Technique

RAG (Retrieval-Augmented Generation)

A pattern that fetches relevant sources before the model answers, grounding generation in real documents.

What is RAG?

Retrieval-Augmented Generation (RAG) is a pattern where an AI engine retrieves relevant documents first, then generates its answer grounded in those sources. It reduces hallucination and makes citations possible.

RAG is the bridge between your content and an AI answer: the retrieval step is exactly where your brand is selected — or skipped.

In a RAG pipeline the user query is embedded and matched against a corpus, the top passages are pulled, and the model is asked to answer using them.
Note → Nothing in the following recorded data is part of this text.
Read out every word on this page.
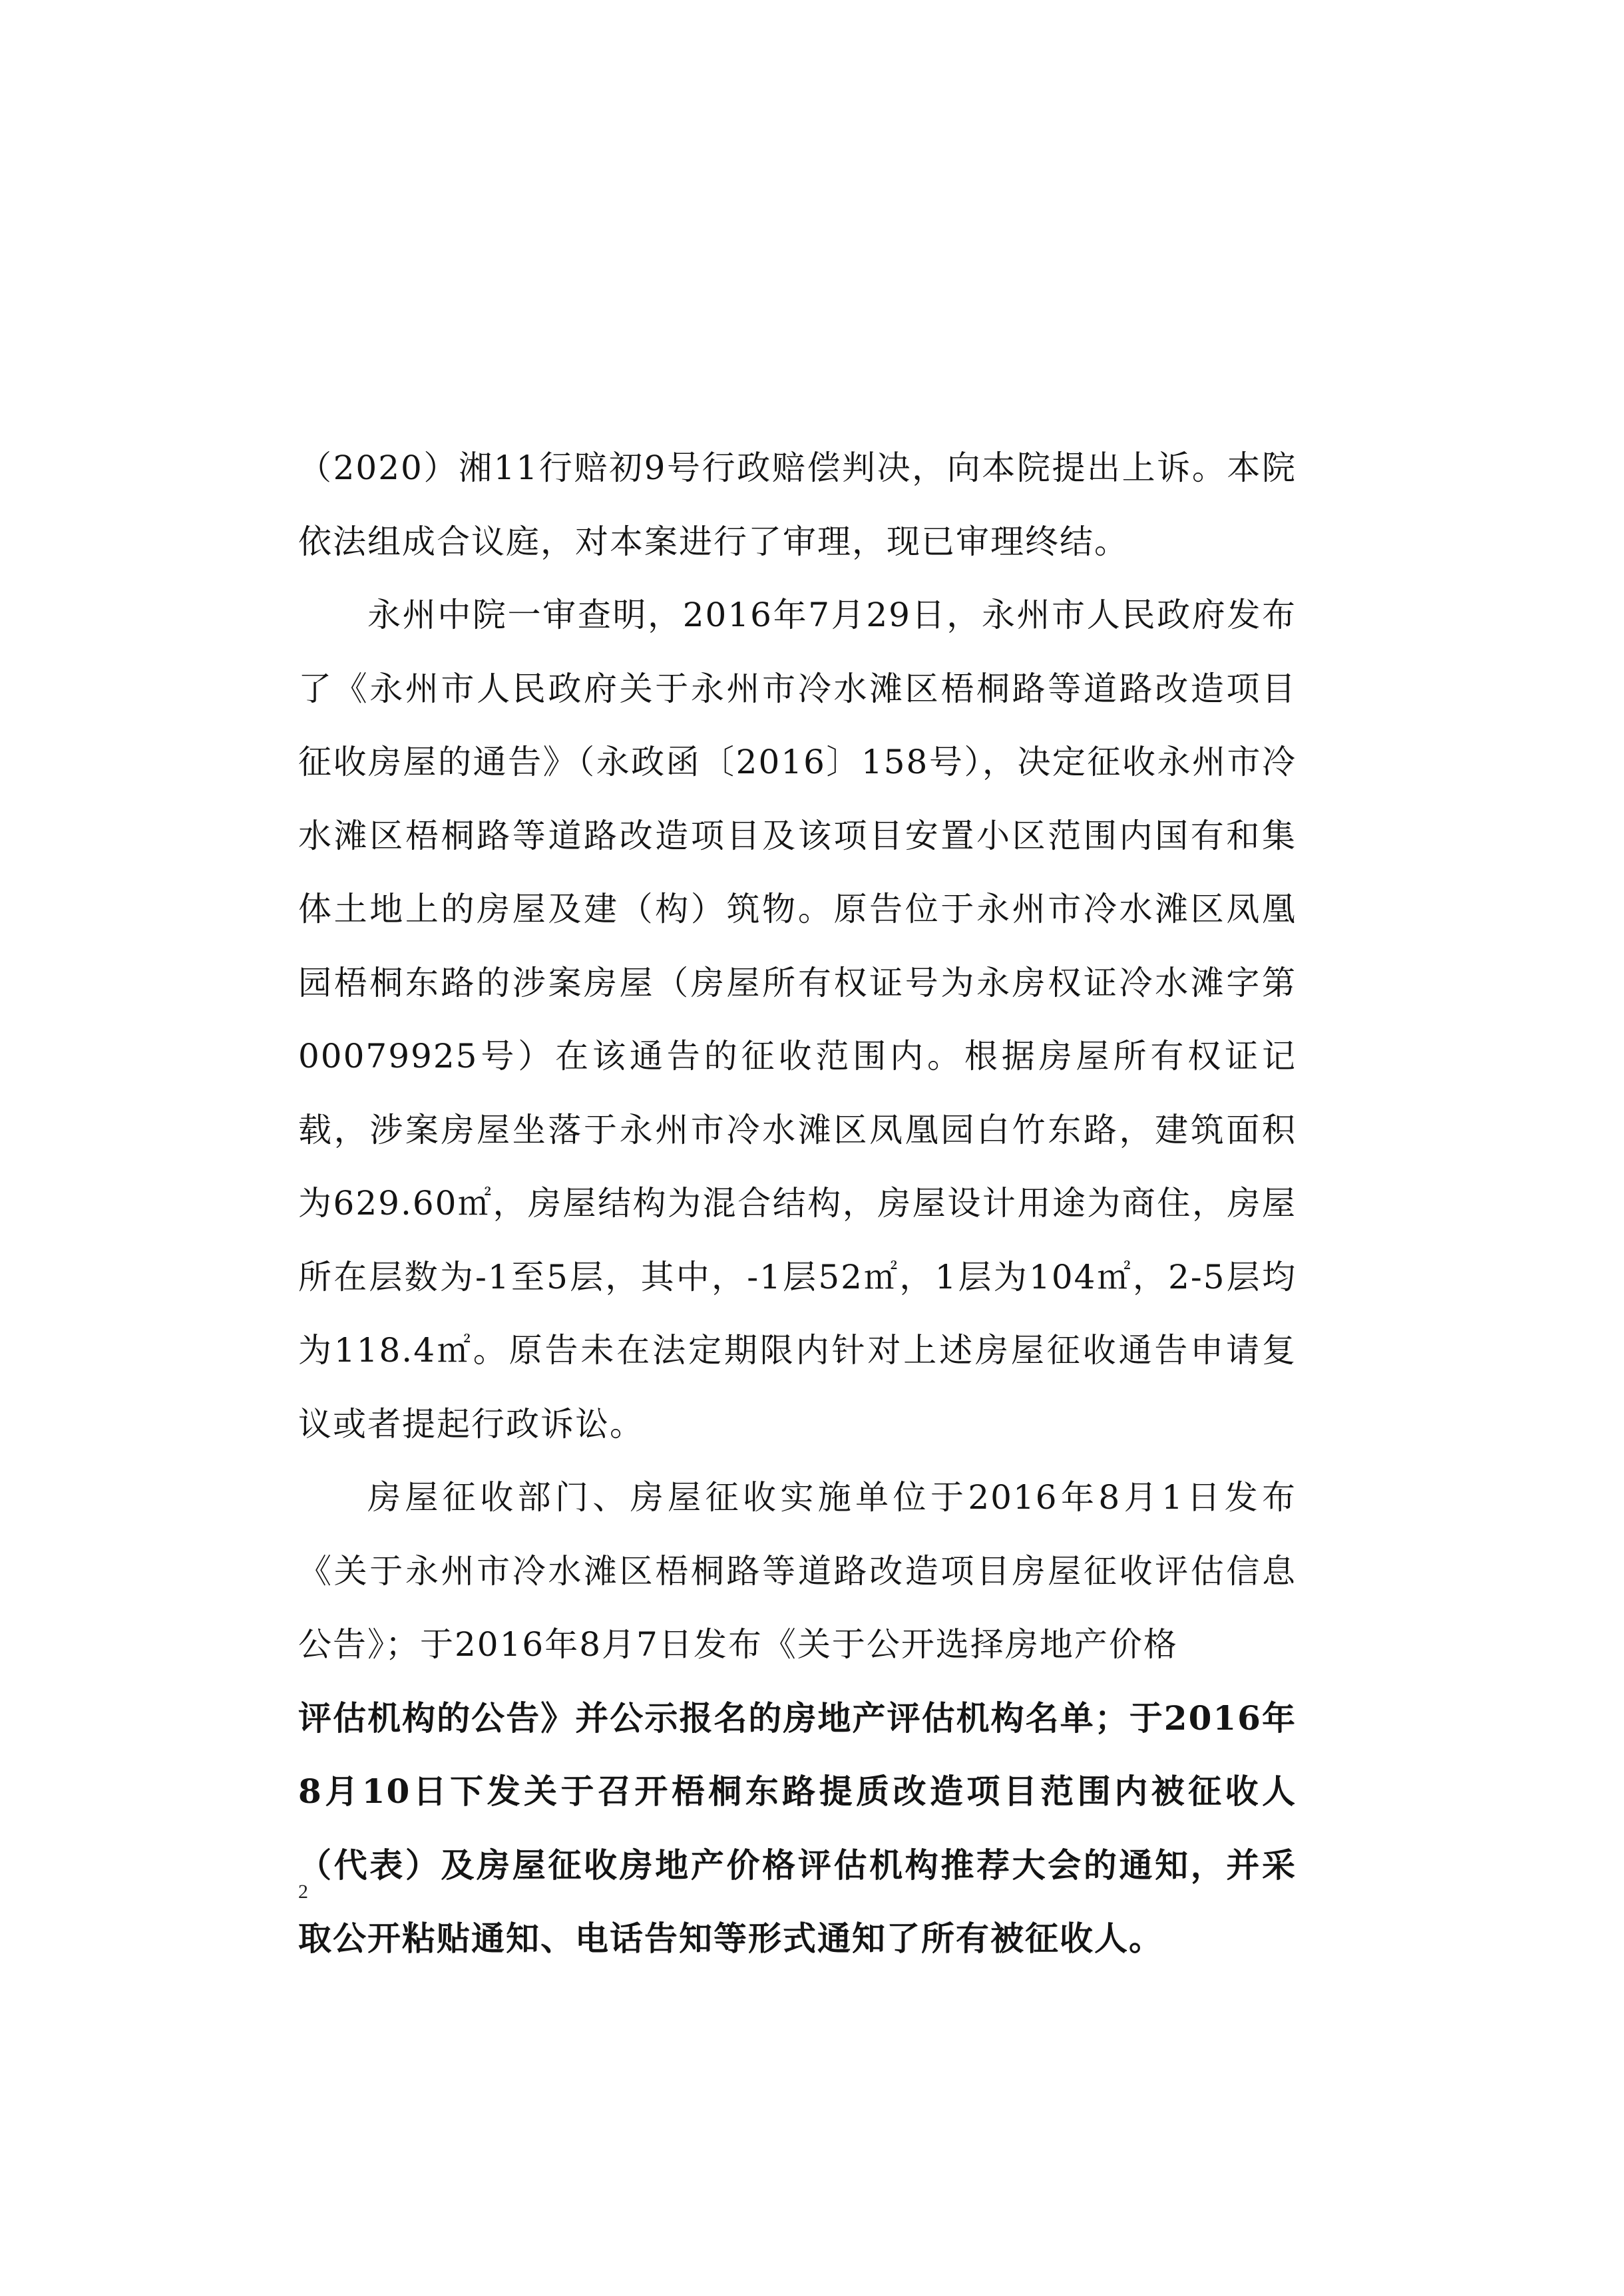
（2020）湘11行赔初9号行政赔偿判决，向本院提出上诉。本院依法组成合议庭，对本案进行了审理，现已审理终结。

永州中院一审查明，2016年7月29日，永州市人民政府发布了《永州市人民政府关于永州市冷水滩区梧桐路等道路改造项目征收房屋的通告》（永政函〔2016〕158号），决定征收永州市冷水滩区梧桐路等道路改造项目及该项目安置小区范围内国有和集体土地上的房屋及建（构）筑物。原告位于永州市冷水滩区凤凰园梧桐东路的涉案房屋（房屋所有权证号为永房权证冷水滩字第00079925号）在该通告的征收范围内。根据房屋所有权证记载，涉案房屋坐落于永州市冷水滩区凤凰园白竹东路，建筑面积为629.60㎡，房屋结构为混合结构，房屋设计用途为商住，房屋所在层数为-1至5层，其中，-1层52㎡，1层为104㎡，2-5层均为118.4㎡。原告未在法定期限内针对上述房屋征收通告申请复议或者提起行政诉讼。

房屋征收部门、房屋征收实施单位于2016年8月1日发布《关于永州市冷水滩区梧桐路等道路改造项目房屋征收评估信息公告》；于2016年8月7日发布《关于公开选择房地产价格

评估机构的公告》并公示报名的房地产评估机构名单；于2016年8月10日下发关于召开梧桐东路提质改造项目范围内被征收人（代表）及房屋征收房地产价格评估机构推荐大会的通知，并采取公开粘贴通知、电话告知等形式通知了所有被征收人。

2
The generated reply can then cite the retrieved sources. This is how web-grounded engines like Perplexity, and the grounded modes of ChatGPT and Gemini, point back to real URLs.
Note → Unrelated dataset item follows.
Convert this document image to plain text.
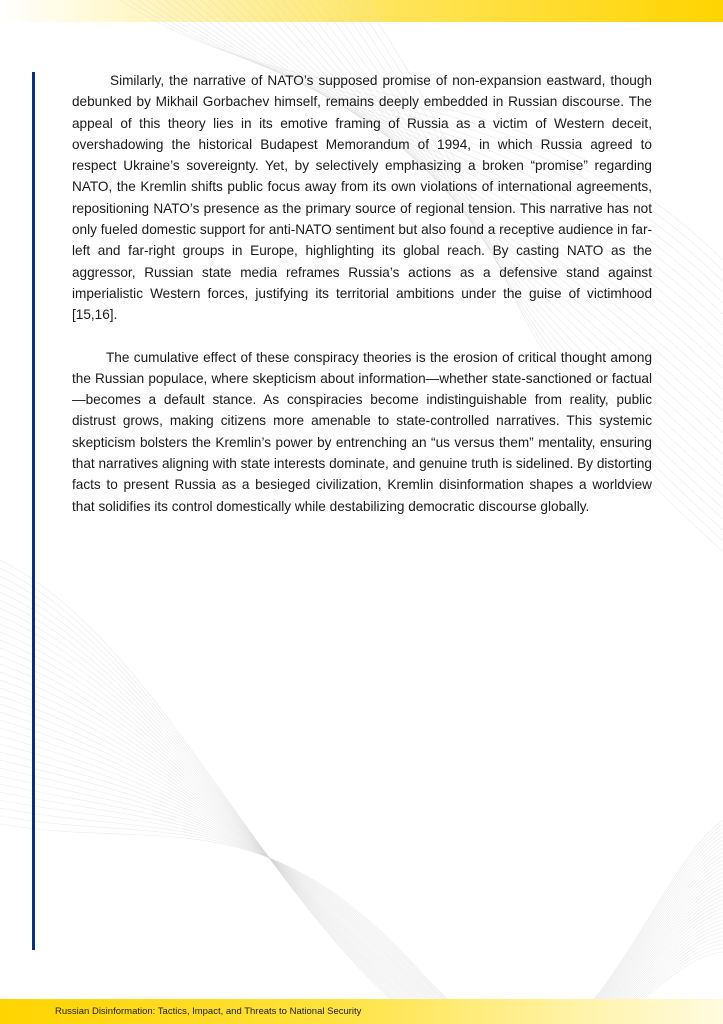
Similarly, the narrative of NATO’s supposed promise of non-expansion eastward, though debunked by Mikhail Gorbachev himself, remains deeply embedded in Russian discourse. The appeal of this theory lies in its emotive framing of Russia as a victim of Western deceit, overshadowing the historical Budapest Memorandum of 1994, in which Russia agreed to respect Ukraine’s sovereignty. Yet, by selectively emphasizing a broken “promise” regarding NATO, the Kremlin shifts public focus away from its own violations of international agreements, repositioning NATO’s presence as the primary source of regional tension. This narrative has not only fueled domestic support for anti-NATO sentiment but also found a receptive audience in far-left and far-right groups in Europe, highlighting its global reach. By casting NATO as the aggressor, Russian state media reframes Russia’s actions as a defensive stand against imperialistic Western forces, justifying its territorial ambitions under the guise of victimhood [15,16].

The cumulative effect of these conspiracy theories is the erosion of critical thought among the Russian populace, where skepticism about information—whether state-sanctioned or factual—becomes a default stance. As conspiracies become indistinguishable from reality, public distrust grows, making citizens more amenable to state-controlled narratives. This systemic skepticism bolsters the Kremlin’s power by entrenching an “us versus them” mentality, ensuring that narratives aligning with state interests dominate, and genuine truth is sidelined. By distorting facts to present Russia as a besieged civilization, Kremlin disinformation shapes a worldview that solidifies its control domestically while destabilizing democratic discourse globally.

Russian Disinformation: Tactics, Impact, and Threats to National Security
RAG changes the optimisation target. To be retrieved, content must be semantically close to how buyers phrase the question, cleanly chunked, and unambiguous about the entity it describes. Answer-first structure, explicit definitions and structured data all raise the odds your passage is the one selected and quoted.

Inside SkuLift, a per-workspace knowledge base is itself a RAG corpus: documents are vectorised and indexed, then feed the AEO-GEO Strategist and KB-derived pillar recommendations — the same retrieval mechanics, turned inward to plan what to publish.